Marketing strategies aside, the appeal of ultra-processed foods is typically said to rest on a trio of seemingly benign attributes: They are inexpensive, easy to prepare and delicious. But Dr. van Tulleken sees the appeal deriving from something more insidious. With the aid of various additives and sophisticated chemical modifications, these foods have been manufactured to become addictive. He points to the speed of the reward (akin to the “hit” of snorted cocaine) and to the manipulation of brain signals. “By speedballing different tastes and sensations,” he writes, these foods “can force far more calories into us than we could otherwise handle, creating enormous neurological rewards that keep us coming back for more.” It’s not that people utterly lack agency, of course—the problem for many is less coercion than seduction. Ultra-processed foods surround us—they are prevalent in every drug store and grocery store and are the foundation of every fast-food outlet. As such, resisting them requires a greater degree of willpower than many of us routinely possess.
It’s amazing how a metaphorical cliché appropriate for rock music lyrics becomes profound when Dr. White Coat, Ph.D. uses it. “Such-and-such affects your brain like cocaine” is the “It was a dark and stormy night” of pop neuroscience writing. We need a Bulwer-Lytton category expansion to include nonfiction clickbait.
Oreos can be as addictive to the brain as cocaine, the authors of a scientific study have claimed.
Well, yeah, if you’re stupid enough to snort or inject them, duh. Stick to smoking them and you won’t get hooked.
I’m sorry, you’re right, the horrible results of cookie addiction are no laughing matter.
America, I’m here today because I love and care about you. This is why, after the latest episode, I want to urge you to seek treatment for your addiction to moronic pop-science stories about how everything from chocolate to the Internet, make-up sex and fatty foods is “like cocaine”. There are only so many facile comparisons your brain can handle, and I don’t want to find you dead of an overdose.

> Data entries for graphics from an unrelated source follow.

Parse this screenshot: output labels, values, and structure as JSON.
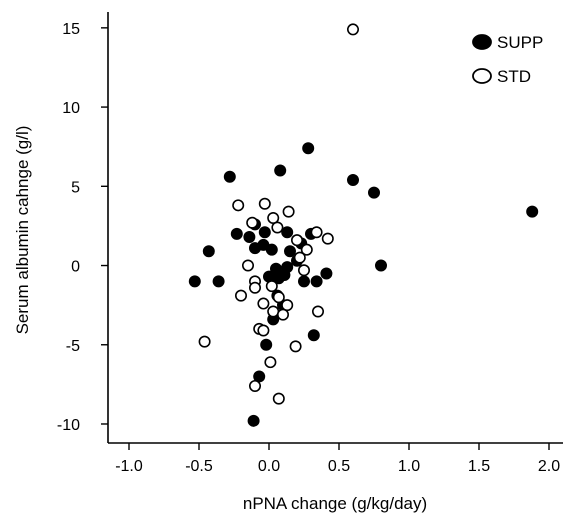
{
  "chart_data": {
    "type": "scatter",
    "title": "",
    "xlabel": "nPNA change (g/kg/day)",
    "ylabel": "Serum albumin cahnge (g/l)",
    "xlim": [
      -1.15,
      2.1
    ],
    "ylim": [
      -11.2,
      16.0
    ],
    "x_ticks": [
      -1.0,
      -0.5,
      0.0,
      0.5,
      1.0,
      1.5,
      2.0
    ],
    "x_tick_labels": [
      "-1.0",
      "-0.5",
      "0.0",
      "0.5",
      "1.0",
      "1.5",
      "2.0"
    ],
    "y_ticks": [
      15,
      10,
      5,
      0,
      -5,
      -10
    ],
    "y_tick_labels": [
      "15",
      "10",
      "5",
      "0",
      "-5",
      "-10"
    ],
    "grid": false,
    "legend_position": "top-right",
    "series": [
      {
        "name": "SUPP",
        "marker": "filled-circle",
        "color": "#000000",
        "points": [
          [
            0.28,
            7.4
          ],
          [
            0.08,
            6.0
          ],
          [
            -0.28,
            5.6
          ],
          [
            0.6,
            5.4
          ],
          [
            0.75,
            4.6
          ],
          [
            1.88,
            3.4
          ],
          [
            -0.1,
            2.6
          ],
          [
            0.3,
            2.0
          ],
          [
            0.13,
            2.1
          ],
          [
            -0.03,
            2.1
          ],
          [
            -0.23,
            2.0
          ],
          [
            -0.14,
            1.8
          ],
          [
            -0.1,
            1.1
          ],
          [
            -0.04,
            1.3
          ],
          [
            0.02,
            1.0
          ],
          [
            0.15,
            0.9
          ],
          [
            0.23,
            1.4
          ],
          [
            -0.43,
            0.9
          ],
          [
            0.2,
            0.3
          ],
          [
            0.13,
            -0.1
          ],
          [
            0.8,
            0.0
          ],
          [
            0.05,
            -0.2
          ],
          [
            0.11,
            -0.6
          ],
          [
            0.0,
            -0.7
          ],
          [
            0.07,
            -0.8
          ],
          [
            0.41,
            -0.5
          ],
          [
            -0.53,
            -1.0
          ],
          [
            -0.36,
            -1.0
          ],
          [
            0.25,
            -1.0
          ],
          [
            0.34,
            -1.0
          ],
          [
            0.06,
            -1.9
          ],
          [
            0.1,
            -2.5
          ],
          [
            0.03,
            -3.4
          ],
          [
            -0.02,
            -5.0
          ],
          [
            0.32,
            -4.4
          ],
          [
            -0.07,
            -7.0
          ],
          [
            -0.11,
            -9.8
          ]
        ]
      },
      {
        "name": "STD",
        "marker": "open-circle",
        "color": "#000000",
        "points": [
          [
            0.6,
            14.9
          ],
          [
            -0.03,
            3.9
          ],
          [
            -0.22,
            3.8
          ],
          [
            0.14,
            3.4
          ],
          [
            -0.12,
            2.7
          ],
          [
            0.03,
            3.0
          ],
          [
            0.06,
            2.4
          ],
          [
            0.34,
            2.1
          ],
          [
            0.42,
            1.7
          ],
          [
            0.2,
            1.6
          ],
          [
            0.27,
            1.0
          ],
          [
            0.22,
            0.5
          ],
          [
            -0.15,
            0.0
          ],
          [
            0.25,
            -0.3
          ],
          [
            -0.1,
            -1.0
          ],
          [
            -0.1,
            -1.4
          ],
          [
            0.02,
            -1.3
          ],
          [
            -0.2,
            -1.9
          ],
          [
            0.07,
            -2.0
          ],
          [
            -0.04,
            -2.4
          ],
          [
            0.13,
            -2.5
          ],
          [
            0.03,
            -2.9
          ],
          [
            0.1,
            -3.1
          ],
          [
            0.35,
            -2.9
          ],
          [
            -0.07,
            -4.0
          ],
          [
            -0.04,
            -4.1
          ],
          [
            0.19,
            -5.1
          ],
          [
            0.01,
            -6.1
          ],
          [
            -0.46,
            -4.8
          ],
          [
            -0.1,
            -7.6
          ],
          [
            0.07,
            -8.4
          ]
        ]
      }
    ]
  }
}
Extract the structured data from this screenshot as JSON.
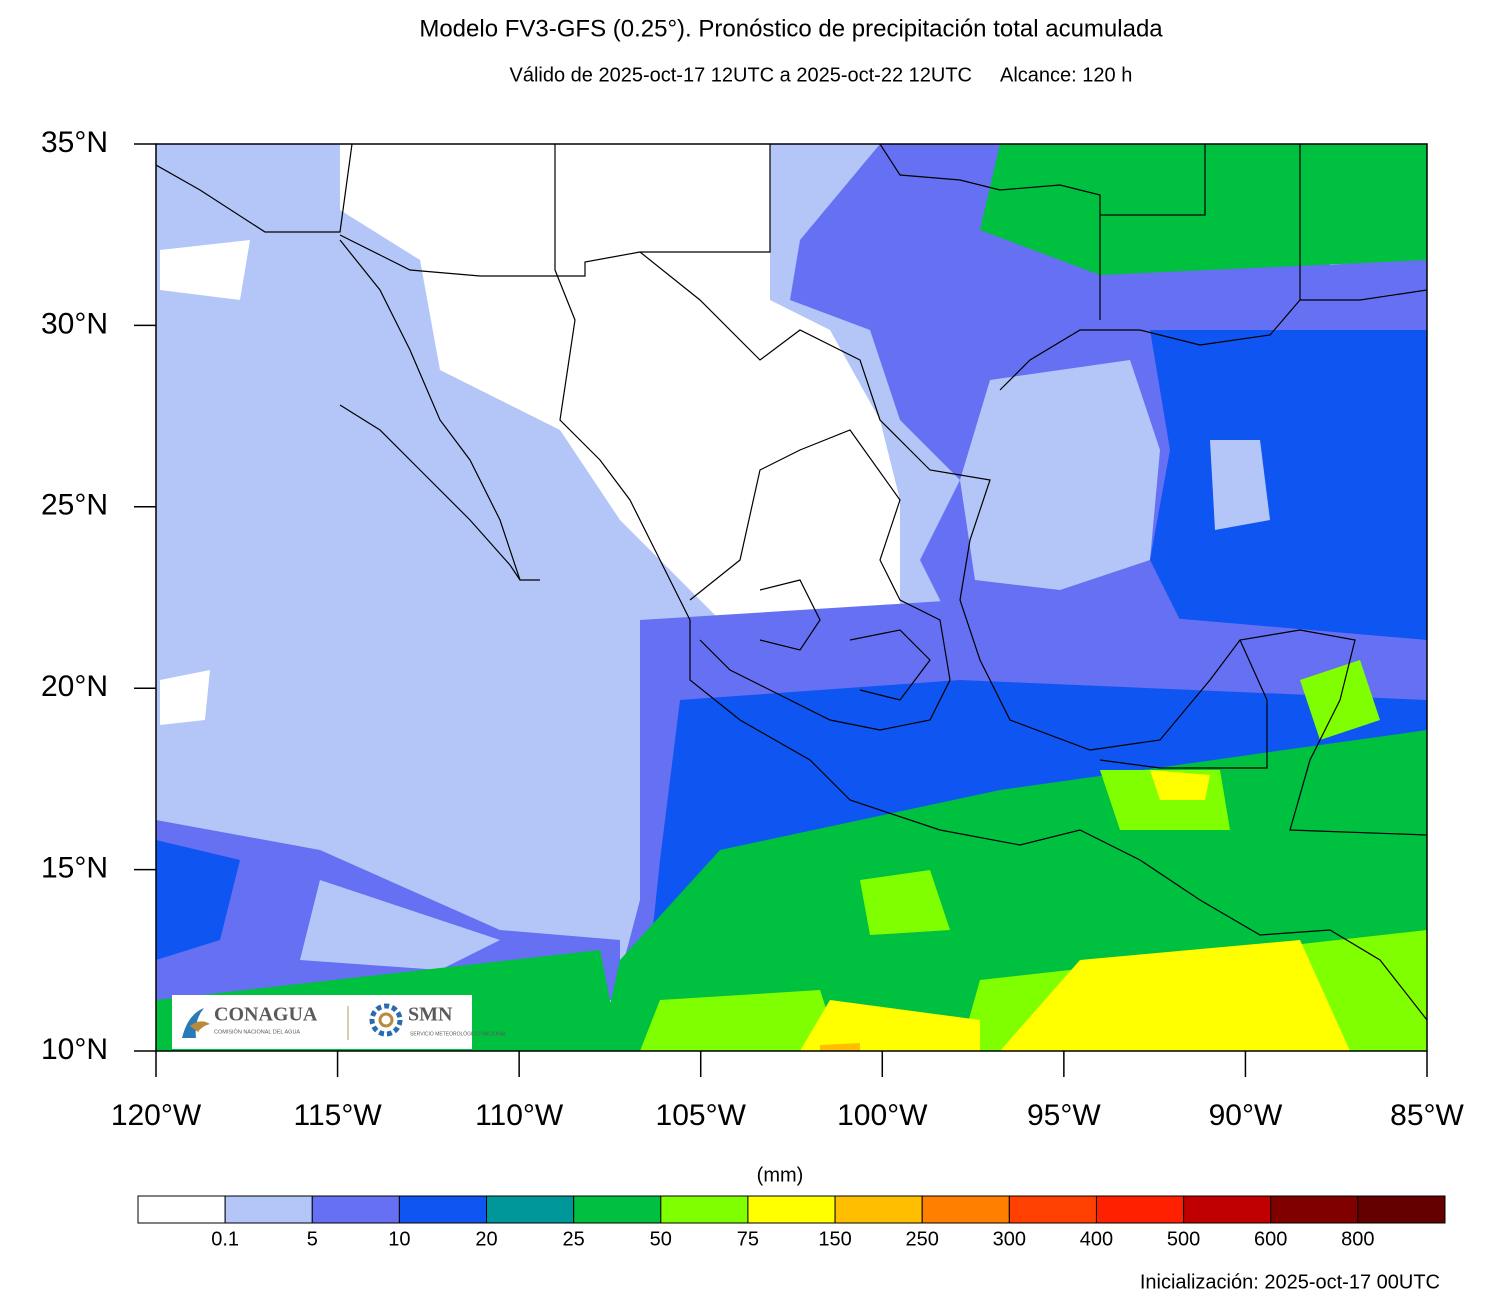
{
  "header": {
    "title": "Modelo FV3-GFS (0.25°). Pronóstico de precipitación total acumulada",
    "subtitle": "Válido de 2025-oct-17 12UTC a 2025-oct-22 12UTC",
    "range": "Alcance: 120 h"
  },
  "map": {
    "lat_labels": [
      "35°N",
      "30°N",
      "25°N",
      "20°N",
      "15°N",
      "10°N"
    ],
    "lon_labels": [
      "120°W",
      "115°W",
      "110°W",
      "105°W",
      "100°W",
      "95°W",
      "90°W",
      "85°W"
    ]
  },
  "logos": {
    "conagua": "CONAGUA",
    "conagua_sub": "COMISIÓN NACIONAL DEL AGUA",
    "smn": "SMN",
    "smn_sub": "SERVICIO METEOROLÓGICO NACIONAL"
  },
  "colorbar": {
    "unit": "(mm)",
    "labels": [
      "0.1",
      "5",
      "10",
      "20",
      "25",
      "50",
      "75",
      "150",
      "250",
      "300",
      "400",
      "500",
      "600",
      "800"
    ],
    "colors": [
      "#ffffff",
      "#b4c6f8",
      "#6670f2",
      "#0f55f2",
      "#00979a",
      "#00c040",
      "#80ff00",
      "#ffff00",
      "#ffbf00",
      "#ff8000",
      "#ff4000",
      "#ff2000",
      "#c00000",
      "#800000",
      "#640000"
    ]
  },
  "footer": "Inicialización: 2025-oct-17 00UTC"
}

Questions about the Internet’s deleterious effects on the mind are at least as old as hyperlinks. But even among Web skeptics, the idea that a new technology might influence how we think and feel—let alone contribute to a great American crack-up—was considered silly and naive, like waving a cane at electric light or blaming the television for kids these days. Instead, the Internet was seen as just another medium, a delivery system, not a diabolical machine. It made people happier and more productive. And where was the proof otherwise?
Now, however, the proof is starting to pile up. The first good, peer-reviewed research is emerging, and the picture is much gloomier than the trumpet blasts of Web utopians have allowed. The current incarnation of the Internet—portable, social, accelerated, and all-pervasive—may be making us not just dumber or lonelier but more depressed and anxious, prone to obsessive-compulsive and attention-deficit disorders, even outright psychotic. Our digitized minds can scan like those of drug addicts, and normal people are breaking down in sad and seemingly new ways.
…Does the Internet make us crazy? Not the technology itself or the content, no. But a Newsweek review of findings from more than a dozen countries finds the answers pointing in a similar direction. Peter Whybrow, the director of the Semel Institute for Neuroscience and Human Behavior at UCLA, argues that “the computer is like electronic cocaine,” fueling cycles of mania followed by depressive stretches. The Internet “leads to behavior that people are conscious is not in their best interest and does leave them anxious and does make them act compulsively,” says Nicholas Carr, whose book The Shallows, about the Web’s effect on cognition, was nominated for a Pulitzer Prize. It “fosters our obsessions, dependence, and stress reactions,” adds Larry Rosen, a California psychologist who has researched the Net’s effect for decades. It “encourages—and even promotes—insanity.”
Strident fearmongering, brain scans, dopamine, Nicholas Carr; this article is your one-stop shop for all your Zombie Internet Eatin Mah Brainz! needs. And yes, we can now file computers alongside fatty foods, make-up sex, and sugar in the list of Things That Affect Your Brain Like Cocaine. Maybe, given a little more time and some more fMRI analysis, the Internet can even graduate to being the new heroin.